Very Special Kids is a paediatric palliative care facility with a state-of-the-art centre designed as a bright home-away-from-home.
“They do so many things with the children there,” Ms Polachek said.
“They are spoiled there, so I’ve never seen Emma really unhappy while she’s there... ever!”
Emma was born with a condition called Deletion of Chromosome, which resulted in several medical conditions, including microcephaly, a neonatal condition where the brain is much smaller than other infants.
Doctors declared Emma terminally ill three months after birth, and it turned the family’s world upside down.
“We were at a loss for what it meant for us,” she said.
“It was definitely a massive impact on our family.”
That was when she was referred to Very Special Kids.
“Very Special Kids instantly picked her (Emma) up,” Ms Polachek said.
“Since then, they’ve been a part of our family.”
Emma is now seven and about to become an older sister.
Ms Polachek, who is set to give birth on Tuesday, said Emma would be on respite on Monday.

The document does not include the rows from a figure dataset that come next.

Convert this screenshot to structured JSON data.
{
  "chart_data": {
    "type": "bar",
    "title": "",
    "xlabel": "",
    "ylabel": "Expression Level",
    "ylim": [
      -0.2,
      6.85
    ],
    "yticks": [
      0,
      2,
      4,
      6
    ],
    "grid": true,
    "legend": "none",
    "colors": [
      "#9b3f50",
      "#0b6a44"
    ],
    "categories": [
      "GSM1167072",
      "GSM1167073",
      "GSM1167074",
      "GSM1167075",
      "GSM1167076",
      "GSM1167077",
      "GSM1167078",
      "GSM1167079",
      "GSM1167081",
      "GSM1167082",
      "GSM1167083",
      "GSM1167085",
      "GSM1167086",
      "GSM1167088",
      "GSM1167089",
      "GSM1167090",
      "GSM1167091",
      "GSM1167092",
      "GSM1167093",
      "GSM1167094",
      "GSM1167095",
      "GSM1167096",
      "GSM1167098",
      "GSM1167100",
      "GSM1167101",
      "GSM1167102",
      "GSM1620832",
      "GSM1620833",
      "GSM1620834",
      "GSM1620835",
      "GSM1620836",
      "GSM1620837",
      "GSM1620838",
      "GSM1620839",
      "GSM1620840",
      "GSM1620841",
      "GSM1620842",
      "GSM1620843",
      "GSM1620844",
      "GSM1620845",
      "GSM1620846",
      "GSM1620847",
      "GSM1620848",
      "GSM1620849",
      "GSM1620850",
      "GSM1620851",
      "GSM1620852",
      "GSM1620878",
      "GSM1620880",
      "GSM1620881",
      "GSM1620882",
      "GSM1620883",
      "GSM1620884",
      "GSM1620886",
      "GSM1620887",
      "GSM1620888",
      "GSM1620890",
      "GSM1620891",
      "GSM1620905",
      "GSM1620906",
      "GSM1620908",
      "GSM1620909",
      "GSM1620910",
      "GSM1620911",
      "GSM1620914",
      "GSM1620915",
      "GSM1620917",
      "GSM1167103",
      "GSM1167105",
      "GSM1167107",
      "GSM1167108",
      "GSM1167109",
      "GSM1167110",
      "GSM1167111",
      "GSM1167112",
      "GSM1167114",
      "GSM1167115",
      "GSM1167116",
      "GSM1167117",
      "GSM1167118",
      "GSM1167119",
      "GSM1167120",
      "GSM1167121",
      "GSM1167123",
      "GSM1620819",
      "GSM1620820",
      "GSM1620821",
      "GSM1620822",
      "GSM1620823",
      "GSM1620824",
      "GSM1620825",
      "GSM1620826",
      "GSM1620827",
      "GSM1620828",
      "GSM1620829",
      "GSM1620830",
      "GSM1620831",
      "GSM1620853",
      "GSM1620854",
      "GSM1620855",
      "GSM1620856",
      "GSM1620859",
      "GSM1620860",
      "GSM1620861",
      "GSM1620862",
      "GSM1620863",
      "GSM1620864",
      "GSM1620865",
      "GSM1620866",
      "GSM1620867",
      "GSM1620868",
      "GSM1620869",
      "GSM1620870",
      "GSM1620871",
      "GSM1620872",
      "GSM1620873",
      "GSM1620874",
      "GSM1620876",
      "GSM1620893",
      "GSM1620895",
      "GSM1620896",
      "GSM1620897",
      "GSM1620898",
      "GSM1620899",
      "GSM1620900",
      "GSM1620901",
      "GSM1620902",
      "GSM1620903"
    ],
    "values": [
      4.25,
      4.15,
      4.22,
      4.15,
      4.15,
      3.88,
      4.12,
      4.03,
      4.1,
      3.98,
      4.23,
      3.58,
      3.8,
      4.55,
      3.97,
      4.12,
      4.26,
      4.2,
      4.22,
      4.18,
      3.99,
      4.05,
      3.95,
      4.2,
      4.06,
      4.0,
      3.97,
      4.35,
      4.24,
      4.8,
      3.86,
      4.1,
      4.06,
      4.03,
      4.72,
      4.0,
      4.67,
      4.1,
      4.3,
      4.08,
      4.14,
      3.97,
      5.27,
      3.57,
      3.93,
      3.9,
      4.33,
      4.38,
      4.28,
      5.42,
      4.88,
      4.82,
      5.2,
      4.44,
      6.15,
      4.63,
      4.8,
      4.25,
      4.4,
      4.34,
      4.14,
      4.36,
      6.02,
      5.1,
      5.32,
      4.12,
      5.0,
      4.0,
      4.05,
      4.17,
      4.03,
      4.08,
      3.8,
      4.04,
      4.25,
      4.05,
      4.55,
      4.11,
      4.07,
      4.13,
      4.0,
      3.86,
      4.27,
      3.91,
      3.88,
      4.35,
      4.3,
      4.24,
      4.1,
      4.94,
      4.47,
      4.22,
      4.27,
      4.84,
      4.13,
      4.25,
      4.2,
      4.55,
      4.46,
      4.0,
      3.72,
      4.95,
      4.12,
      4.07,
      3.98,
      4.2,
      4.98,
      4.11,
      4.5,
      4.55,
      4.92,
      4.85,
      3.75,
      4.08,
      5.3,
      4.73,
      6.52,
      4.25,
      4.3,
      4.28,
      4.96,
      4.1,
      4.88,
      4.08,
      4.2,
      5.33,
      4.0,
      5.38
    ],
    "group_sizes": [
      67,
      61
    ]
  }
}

She said there’d been a lot of emotions with this pregnancy as they worried the infant would have the same condition as Emma.
“I got that peace of mind after finding out she (the baby) is healthy,” she said.
“I was a bit of a mess.
“We knew we wanted this baby, but we were terrified it would all happen again.”
On Tuesday, November 21, when Ashley gives birth, the hospice will also open their new Very Special Kids House, which happens to coincide with the hospice’s annual matched giving day fundraiser — A Very Special Day.
Very Special Kids CEO Michael Wasley said the new facility would improve the quality of life for children and young people with life-limiting illnesses and their families – through life, death and grief.
“The clinical needs of children today are significantly more advanced than they were 25 years ago,“ he said.
“Children are living longer with these conditions into adolescence, placing higher needs upon their families as full-time carers.”
Despite having Very Special Kids, Ms Polachek said Emma was living in the best community for her in Seymour.
“The community is generally very welcoming of Emma,” she said.
“The amount of people who come up and stop and talk to Emma, hold her hand and take their time to talk to her.”
“They make an effort to make her feel special, wanted and part of the community.”